Give the balls weights -3, -1, 1, 3, 5.
If -3 is removed: -1 + 5 = 1 + 3
If -1 is removed: 5 + -3 + 1 = 3
If 1 is removed: -3 + 5 = -1 + 3
If 3 is removed: 5 + -3 + -1 = 1
If 5 is removed: -3 + 3 = -1 + 1

This is optimal:

All balls must have the same parity, as the proof of the original problem shows.
If the parity is even, we can divide it by 2 to get a smaller-in-absolute-value solution. So let's assume the parity is odd - then there must be an odd number of balls total, so we get an even number when we remove any ball.

1 ball is prohibited by the problem statement. So the only option remaining is 3: is there a 3-ball solution?

Call the three balls' weights $$a$$, $$b$$, and $$c$$. Say we remove $$c$$. Our only options to balance the scale are "$$a$$ vs. $$b$$" and "$$a+b$$ vs. (nothing)". The first would cause $$a=b$$, so it must be the second. And of course, the same works for the other two pairs.

But now $$a$$, $$b$$, and $$c$$ all need to have opposite signs from each other. This is impossible, so there is no solution with 3 balls.

It is also optimal in terms of W...

at least, if W is meant to be the sum of absolute values of the weights (which I believe is the natural metric if we're including negative-weight balls).
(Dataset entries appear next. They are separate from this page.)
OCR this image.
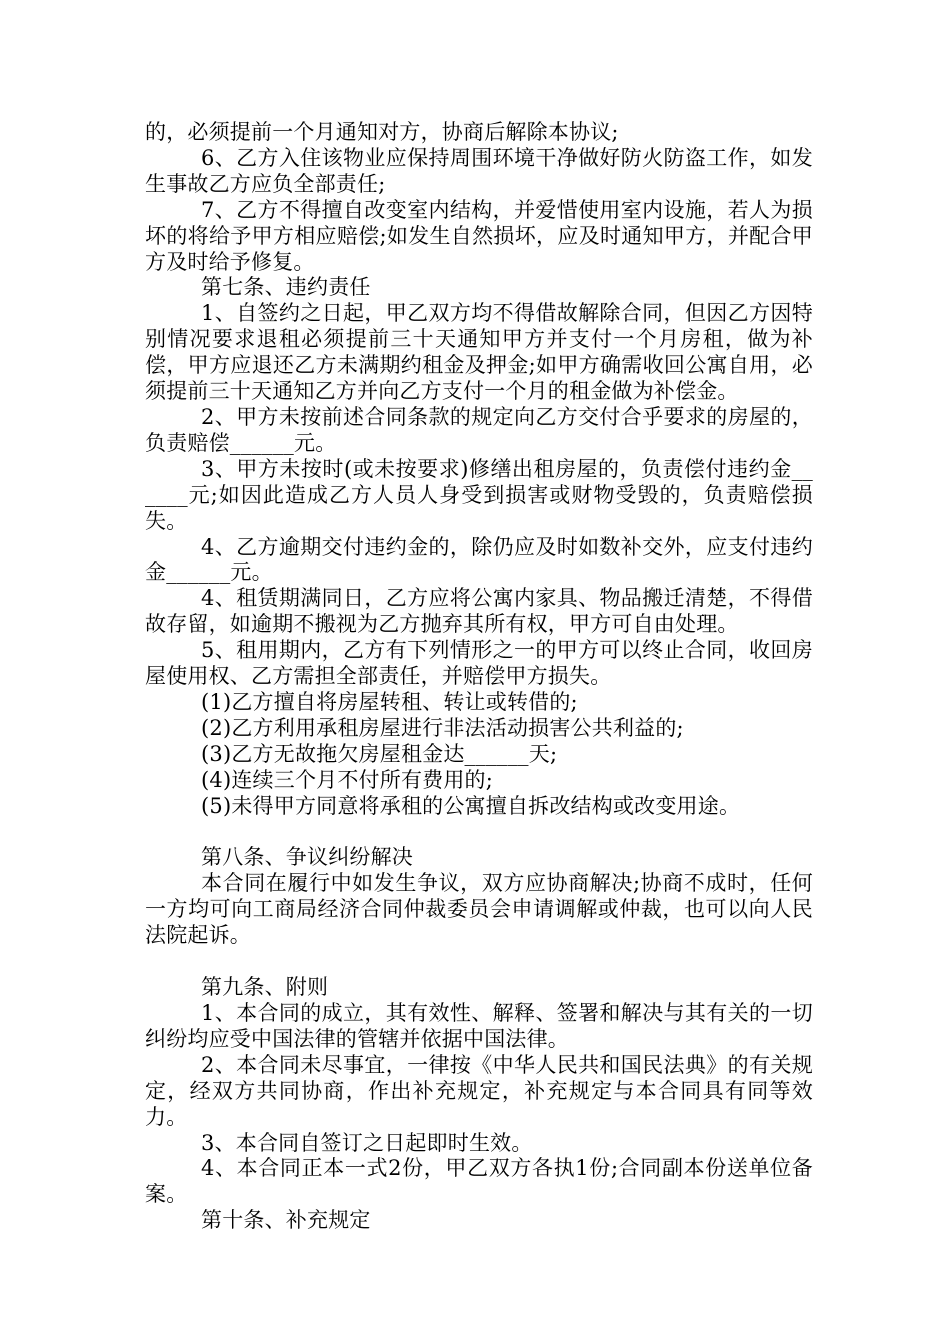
的，必须提前一个月通知对方，协商后解除本协议;

6、乙方入住该物业应保持周围环境干净做好防火防盗工作，如发生事故乙方应负全部责任;

7、乙方不得擅自改变室内结构，并爱惜使用室内设施，若人为损坏的将给予甲方相应赔偿;如发生自然损坏，应及时通知甲方，并配合甲方及时给予修复。

第七条、违约责任

1、自签约之日起，甲乙双方均不得借故解除合同，但因乙方因特别情况要求退租必须提前三十天通知甲方并支付一个月房租，做为补偿，甲方应退还乙方未满期约租金及押金;如甲方确需收回公寓自用，必须提前三十天通知乙方并向乙方支付一个月的租金做为补偿金。

2、甲方未按前述合同条款的规定向乙方交付合乎要求的房屋的，负责赔偿______元。

3、甲方未按时(或未按要求)修缮出租房屋的，负责偿付违约金______元;如因此造成乙方人员人身受到损害或财物受毁的，负责赔偿损失。

4、乙方逾期交付违约金的，除仍应及时如数补交外，应支付违约金______元。

4、租赁期满同日，乙方应将公寓内家具、物品搬迁清楚，不得借故存留，如逾期不搬视为乙方抛弃其所有权，甲方可自由处理。

5、租用期内，乙方有下列情形之一的甲方可以终止合同，收回房屋使用权、乙方需担全部责任，并赔偿甲方损失。

(1)乙方擅自将房屋转租、转让或转借的;

(2)乙方利用承租房屋进行非法活动损害公共利益的;

(3)乙方无故拖欠房屋租金达______天;

(4)连续三个月不付所有费用的;

(5)未得甲方同意将承租的公寓擅自拆改结构或改变用途。

第八条、争议纠纷解决

本合同在履行中如发生争议，双方应协商解决;协商不成时，任何一方均可向工商局经济合同仲裁委员会申请调解或仲裁，也可以向人民法院起诉。

第九条、附则

1、本合同的成立，其有效性、解释、签署和解决与其有关的一切纠纷均应受中国法律的管辖并依据中国法律。

2、本合同未尽事宜，一律按《中华人民共和国民法典》的有关规定，经双方共同协商，作出补充规定，补充规定与本合同具有同等效力。

3、本合同自签订之日起即时生效。

4、本合同正本一式2份，甲乙双方各执1份;合同副本份送单位备案。

第十条、补充规定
• I believe a 5-ball solution isn't possible if we're limited to positive numbers, but I haven't fully proven it.
– Deusovi
Commented Jun 21 at 14:21
• think you can add in that $1,3,5,7,9,11,13$ is a valid construction if you require the weights to be positive, was going to write an answer but nevermind ig. Commented Jun 21 at 14:21
• @CulverKwan That seems worth an answer to me!
– Deusovi
Commented Jun 21 at 14:23
• I can't accept negative numbers as weights. Your arithmetic looks OK but the problem is about weights of things, and that implicitly implies that they are not negative. Agarwal's original problem didn't explicitly state that the weights had to be positive, but nobody quibbled and none of those that answered entertained the possibility of weights of opposite signs. Nonetheless, I will insert a clarification into the question. Commented Jun 21 at 14:23
• @RosieF I think it's perfectly fine to have some of the balls be, say, filled with helium. I realize that it probably wasn't your intention, but it's not like it's meaningless/impossible (like a complex number weight would be) - it's definitely a thing that could physically exist. (And all of the proofs in the original problem did work for negative weights, too!)